Ian Hannam, known for his significant influence in mining mergers and acquisitions, expressed his disappointment in a London High Court hearing, asserting that his firm, H&P Advisory, is owed payment for its considerable efforts in facilitating the merger, which took place in 2018.
H&P is seeking up to $18 million from Barrick Gold, whose partnership with Randgold established it as the largest gold producer in the world at that time. The case, slated to be reviewed over ten days, is shedding light on the typically confidential interactions between corporate leaders and their financial advisors during major mergers.
During the hearing, Hannam stated that the deal, which he had dubbed “British Rail,” would not have been possible without his involvement. He also expressed shock at seeing the name of Wall Street banker Michael Klein’s firm mentioned in the merger announcement, while H&P was not acknowledged. “I never believed we were being pushed out until the announcement,” he remarked.
Barrick Gold’s legal representatives, led by George Spalton KC, firmly denied Hannam’s allegations. They maintained that discussions about a potential merger had been ongoing for several years and contended that there is no written evidence to substantiate H&P’s claims for a fee.
In his testimony, Hannam insisted he was instrumental in uniting two key figures in the mining sector: Mark Bristow, CEO of Randgold, and John Thornton, then head of Barrick, who now serve as CEO and Chair of the merged company, respectively. He also mentioned an agreement in which H&P would receive at least a $10 million fee, asserting they deserved more than Klein’s firm would be compensated.
Barrick’s lawyers countered that the documentation H&P presented to support their claim was internally generated by less senior staff who were not involved in the negotiations.

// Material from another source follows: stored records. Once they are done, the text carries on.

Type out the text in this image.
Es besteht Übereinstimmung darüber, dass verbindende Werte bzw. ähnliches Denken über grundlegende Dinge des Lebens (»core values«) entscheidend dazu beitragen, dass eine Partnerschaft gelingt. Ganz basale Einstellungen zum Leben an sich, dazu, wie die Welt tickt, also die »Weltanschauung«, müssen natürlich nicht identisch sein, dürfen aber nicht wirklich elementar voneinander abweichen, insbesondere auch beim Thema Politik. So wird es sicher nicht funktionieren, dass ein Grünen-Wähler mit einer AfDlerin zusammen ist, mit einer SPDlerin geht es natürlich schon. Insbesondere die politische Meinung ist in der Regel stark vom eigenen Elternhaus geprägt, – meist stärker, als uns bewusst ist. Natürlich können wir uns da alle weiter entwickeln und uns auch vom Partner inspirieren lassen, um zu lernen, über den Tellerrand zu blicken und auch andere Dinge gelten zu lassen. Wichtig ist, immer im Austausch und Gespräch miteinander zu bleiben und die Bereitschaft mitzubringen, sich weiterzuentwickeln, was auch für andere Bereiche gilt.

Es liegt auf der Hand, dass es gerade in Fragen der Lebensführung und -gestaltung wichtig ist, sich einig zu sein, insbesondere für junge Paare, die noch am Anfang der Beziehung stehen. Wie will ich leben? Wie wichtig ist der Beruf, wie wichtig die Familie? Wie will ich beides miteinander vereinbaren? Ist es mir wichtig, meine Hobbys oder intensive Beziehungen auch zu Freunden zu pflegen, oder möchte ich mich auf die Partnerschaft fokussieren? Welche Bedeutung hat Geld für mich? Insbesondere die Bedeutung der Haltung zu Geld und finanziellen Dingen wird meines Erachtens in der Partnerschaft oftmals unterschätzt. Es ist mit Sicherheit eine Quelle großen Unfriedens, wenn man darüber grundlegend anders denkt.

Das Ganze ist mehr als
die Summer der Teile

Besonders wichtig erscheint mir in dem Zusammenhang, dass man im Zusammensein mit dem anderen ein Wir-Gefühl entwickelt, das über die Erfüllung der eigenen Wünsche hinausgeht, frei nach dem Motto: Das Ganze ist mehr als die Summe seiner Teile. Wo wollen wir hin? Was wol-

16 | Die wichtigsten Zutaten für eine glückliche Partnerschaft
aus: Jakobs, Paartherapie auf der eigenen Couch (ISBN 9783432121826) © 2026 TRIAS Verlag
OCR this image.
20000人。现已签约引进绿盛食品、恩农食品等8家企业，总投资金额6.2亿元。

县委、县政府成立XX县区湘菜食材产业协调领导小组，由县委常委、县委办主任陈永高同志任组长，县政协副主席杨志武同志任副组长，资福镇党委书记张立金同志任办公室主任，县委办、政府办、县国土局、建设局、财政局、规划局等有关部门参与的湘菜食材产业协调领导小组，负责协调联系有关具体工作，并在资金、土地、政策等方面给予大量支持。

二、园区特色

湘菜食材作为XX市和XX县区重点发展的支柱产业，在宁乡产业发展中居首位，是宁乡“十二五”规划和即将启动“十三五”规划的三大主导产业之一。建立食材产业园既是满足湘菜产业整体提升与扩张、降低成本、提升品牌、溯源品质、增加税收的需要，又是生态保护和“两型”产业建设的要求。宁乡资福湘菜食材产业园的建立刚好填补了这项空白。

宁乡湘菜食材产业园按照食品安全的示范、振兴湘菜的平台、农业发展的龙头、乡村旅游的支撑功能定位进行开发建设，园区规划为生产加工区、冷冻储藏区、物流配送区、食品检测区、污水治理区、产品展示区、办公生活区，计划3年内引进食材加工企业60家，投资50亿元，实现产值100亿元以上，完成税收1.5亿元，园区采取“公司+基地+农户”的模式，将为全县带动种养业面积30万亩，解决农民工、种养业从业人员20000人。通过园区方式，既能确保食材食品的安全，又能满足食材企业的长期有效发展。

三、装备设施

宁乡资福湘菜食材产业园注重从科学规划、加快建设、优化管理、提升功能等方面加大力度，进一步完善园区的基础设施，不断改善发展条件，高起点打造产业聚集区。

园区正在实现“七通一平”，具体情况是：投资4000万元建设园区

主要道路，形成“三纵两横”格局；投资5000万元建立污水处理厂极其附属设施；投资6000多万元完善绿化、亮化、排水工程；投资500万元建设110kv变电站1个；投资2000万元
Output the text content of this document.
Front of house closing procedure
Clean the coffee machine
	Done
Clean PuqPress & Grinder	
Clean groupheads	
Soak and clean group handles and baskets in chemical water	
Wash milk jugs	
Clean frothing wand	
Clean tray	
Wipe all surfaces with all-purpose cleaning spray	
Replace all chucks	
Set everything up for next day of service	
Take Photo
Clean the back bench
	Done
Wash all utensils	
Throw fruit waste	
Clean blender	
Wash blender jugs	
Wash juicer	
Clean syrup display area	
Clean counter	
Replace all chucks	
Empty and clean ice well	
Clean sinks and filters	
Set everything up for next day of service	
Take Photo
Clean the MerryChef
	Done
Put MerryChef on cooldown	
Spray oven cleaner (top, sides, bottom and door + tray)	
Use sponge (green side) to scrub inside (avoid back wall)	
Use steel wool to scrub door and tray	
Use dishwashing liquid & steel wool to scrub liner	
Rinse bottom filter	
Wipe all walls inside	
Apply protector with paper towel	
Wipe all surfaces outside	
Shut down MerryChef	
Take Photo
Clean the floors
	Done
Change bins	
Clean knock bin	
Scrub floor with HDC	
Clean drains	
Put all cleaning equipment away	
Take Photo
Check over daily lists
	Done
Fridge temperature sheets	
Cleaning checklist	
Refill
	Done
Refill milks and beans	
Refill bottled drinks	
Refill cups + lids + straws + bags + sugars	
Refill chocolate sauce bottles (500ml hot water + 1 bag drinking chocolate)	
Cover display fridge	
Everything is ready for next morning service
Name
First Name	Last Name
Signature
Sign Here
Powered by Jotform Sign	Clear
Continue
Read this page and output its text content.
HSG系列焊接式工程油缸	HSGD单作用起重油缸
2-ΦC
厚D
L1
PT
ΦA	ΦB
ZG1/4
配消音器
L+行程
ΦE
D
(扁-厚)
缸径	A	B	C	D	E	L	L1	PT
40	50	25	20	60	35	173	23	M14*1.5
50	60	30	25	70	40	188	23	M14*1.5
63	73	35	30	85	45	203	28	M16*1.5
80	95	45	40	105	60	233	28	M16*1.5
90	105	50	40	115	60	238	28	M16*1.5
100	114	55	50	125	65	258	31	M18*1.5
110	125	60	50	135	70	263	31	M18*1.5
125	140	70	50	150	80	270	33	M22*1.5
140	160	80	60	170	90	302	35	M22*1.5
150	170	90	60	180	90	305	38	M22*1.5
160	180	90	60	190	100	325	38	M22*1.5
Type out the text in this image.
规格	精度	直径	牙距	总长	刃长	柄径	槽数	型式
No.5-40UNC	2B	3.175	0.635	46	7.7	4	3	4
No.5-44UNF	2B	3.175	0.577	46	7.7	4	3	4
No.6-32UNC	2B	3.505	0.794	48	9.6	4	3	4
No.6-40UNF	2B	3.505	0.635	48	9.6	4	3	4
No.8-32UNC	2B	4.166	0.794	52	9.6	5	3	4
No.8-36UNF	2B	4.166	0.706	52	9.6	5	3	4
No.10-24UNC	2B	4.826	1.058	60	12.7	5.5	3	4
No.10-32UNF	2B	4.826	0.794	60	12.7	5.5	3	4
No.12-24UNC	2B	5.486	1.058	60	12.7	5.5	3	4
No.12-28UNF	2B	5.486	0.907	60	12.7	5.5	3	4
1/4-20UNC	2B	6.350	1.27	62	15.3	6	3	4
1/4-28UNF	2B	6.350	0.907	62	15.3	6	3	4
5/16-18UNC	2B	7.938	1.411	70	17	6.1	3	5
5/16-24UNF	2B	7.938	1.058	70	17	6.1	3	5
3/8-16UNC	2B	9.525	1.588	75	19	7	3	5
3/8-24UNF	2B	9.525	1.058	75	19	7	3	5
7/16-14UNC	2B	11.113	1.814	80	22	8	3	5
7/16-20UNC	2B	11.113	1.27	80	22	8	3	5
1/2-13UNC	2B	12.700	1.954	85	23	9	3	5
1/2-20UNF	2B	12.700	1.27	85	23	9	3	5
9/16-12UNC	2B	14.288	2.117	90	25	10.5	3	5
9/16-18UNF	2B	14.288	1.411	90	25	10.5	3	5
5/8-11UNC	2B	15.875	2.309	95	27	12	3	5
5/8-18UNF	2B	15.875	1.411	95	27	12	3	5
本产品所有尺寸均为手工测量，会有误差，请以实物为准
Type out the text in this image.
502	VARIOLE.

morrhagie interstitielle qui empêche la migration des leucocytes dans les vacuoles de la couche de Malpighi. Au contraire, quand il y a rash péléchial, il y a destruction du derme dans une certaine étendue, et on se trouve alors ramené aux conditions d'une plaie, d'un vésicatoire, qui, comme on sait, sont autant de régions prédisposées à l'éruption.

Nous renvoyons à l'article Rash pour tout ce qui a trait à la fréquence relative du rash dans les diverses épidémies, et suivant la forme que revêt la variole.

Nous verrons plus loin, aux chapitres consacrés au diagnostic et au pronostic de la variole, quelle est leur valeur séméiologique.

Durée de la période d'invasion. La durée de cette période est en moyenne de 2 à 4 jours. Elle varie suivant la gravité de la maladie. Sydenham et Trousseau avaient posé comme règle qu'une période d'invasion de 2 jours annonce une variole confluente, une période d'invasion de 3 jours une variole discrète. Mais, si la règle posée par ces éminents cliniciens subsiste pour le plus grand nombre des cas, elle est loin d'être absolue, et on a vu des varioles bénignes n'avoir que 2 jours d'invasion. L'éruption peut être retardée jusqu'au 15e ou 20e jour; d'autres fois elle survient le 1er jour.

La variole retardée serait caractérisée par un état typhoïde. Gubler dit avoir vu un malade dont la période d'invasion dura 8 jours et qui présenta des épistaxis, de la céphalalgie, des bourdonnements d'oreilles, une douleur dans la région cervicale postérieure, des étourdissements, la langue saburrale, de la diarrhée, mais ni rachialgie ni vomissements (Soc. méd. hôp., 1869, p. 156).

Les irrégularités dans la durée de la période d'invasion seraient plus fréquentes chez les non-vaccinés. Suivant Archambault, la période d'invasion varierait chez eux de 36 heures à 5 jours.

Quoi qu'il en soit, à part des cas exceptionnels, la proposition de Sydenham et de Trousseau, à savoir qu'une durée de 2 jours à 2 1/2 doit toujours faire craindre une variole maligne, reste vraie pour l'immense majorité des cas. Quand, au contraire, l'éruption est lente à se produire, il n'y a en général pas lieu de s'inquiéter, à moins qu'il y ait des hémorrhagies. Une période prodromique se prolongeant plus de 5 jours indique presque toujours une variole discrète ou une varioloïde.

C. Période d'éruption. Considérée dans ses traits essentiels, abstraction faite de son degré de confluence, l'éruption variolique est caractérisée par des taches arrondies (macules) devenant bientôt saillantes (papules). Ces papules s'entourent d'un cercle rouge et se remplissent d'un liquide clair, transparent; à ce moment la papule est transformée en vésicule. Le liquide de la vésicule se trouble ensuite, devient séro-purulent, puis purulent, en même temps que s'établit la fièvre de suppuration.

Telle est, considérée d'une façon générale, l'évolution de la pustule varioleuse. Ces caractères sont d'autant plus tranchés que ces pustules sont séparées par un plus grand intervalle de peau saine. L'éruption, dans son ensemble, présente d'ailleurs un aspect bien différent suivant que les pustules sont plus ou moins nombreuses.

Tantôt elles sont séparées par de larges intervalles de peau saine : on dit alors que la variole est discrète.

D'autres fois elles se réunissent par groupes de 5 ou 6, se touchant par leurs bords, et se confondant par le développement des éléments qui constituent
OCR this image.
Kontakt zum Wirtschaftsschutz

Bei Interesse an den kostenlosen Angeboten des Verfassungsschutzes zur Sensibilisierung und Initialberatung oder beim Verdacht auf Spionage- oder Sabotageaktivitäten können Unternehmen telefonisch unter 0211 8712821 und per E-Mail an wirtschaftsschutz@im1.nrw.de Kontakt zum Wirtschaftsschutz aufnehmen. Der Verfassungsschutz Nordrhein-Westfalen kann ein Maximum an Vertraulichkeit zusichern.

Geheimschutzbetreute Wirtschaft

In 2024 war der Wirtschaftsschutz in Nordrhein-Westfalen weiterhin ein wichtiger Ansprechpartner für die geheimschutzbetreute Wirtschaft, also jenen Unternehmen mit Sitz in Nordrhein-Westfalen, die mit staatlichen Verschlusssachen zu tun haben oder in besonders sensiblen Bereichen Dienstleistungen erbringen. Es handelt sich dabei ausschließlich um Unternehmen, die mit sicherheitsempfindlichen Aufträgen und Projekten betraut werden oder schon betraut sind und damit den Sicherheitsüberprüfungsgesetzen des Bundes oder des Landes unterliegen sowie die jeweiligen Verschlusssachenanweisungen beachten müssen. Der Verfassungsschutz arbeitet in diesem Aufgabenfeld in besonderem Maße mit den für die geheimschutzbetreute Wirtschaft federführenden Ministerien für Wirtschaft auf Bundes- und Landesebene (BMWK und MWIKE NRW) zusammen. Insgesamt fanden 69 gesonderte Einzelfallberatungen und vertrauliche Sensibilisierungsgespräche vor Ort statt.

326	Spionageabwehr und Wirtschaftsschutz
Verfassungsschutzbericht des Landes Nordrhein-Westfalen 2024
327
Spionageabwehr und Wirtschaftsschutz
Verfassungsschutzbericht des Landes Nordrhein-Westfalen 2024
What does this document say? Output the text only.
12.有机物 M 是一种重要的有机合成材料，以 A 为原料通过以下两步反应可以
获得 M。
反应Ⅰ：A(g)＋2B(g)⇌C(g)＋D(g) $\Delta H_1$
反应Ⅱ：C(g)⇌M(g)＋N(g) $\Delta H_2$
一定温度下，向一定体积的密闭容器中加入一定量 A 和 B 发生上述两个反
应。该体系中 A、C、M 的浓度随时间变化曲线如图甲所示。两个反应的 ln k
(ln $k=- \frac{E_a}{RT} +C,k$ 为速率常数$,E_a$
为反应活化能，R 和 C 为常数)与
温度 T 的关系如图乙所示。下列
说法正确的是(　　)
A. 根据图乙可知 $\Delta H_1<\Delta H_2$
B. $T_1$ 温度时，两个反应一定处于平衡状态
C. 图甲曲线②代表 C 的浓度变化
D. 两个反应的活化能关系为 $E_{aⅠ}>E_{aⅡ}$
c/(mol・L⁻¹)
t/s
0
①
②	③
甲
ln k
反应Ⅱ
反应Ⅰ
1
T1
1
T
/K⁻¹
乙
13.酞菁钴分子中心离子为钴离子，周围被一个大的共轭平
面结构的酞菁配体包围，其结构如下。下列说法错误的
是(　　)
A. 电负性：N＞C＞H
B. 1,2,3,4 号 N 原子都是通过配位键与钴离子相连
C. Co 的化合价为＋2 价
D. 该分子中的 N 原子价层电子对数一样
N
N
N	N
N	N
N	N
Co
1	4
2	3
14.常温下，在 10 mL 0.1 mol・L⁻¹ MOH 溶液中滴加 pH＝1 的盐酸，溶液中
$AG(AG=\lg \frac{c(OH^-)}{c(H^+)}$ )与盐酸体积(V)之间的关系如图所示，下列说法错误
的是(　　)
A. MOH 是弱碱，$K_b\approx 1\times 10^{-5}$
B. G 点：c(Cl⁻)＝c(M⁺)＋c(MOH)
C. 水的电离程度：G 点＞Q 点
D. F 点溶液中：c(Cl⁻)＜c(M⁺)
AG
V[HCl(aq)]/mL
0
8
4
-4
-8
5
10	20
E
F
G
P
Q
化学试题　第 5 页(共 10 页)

Hannam, who previously worked at JPMorgan, faced regulatory action in 2012 when he was fined £450,000 for market abuse related to insider information. He later received a favorable ruling from an appeals tribunal, stating that his actions were solely in the interest of his client without any dishonest intentions.
Hannam’s track record includes involvement in several notable mining transactions, notably the public offerings of Billiton, which later merged with BHP, and Xstrata’s acquisition by Glencore, marking one of the largest mergers in mining history.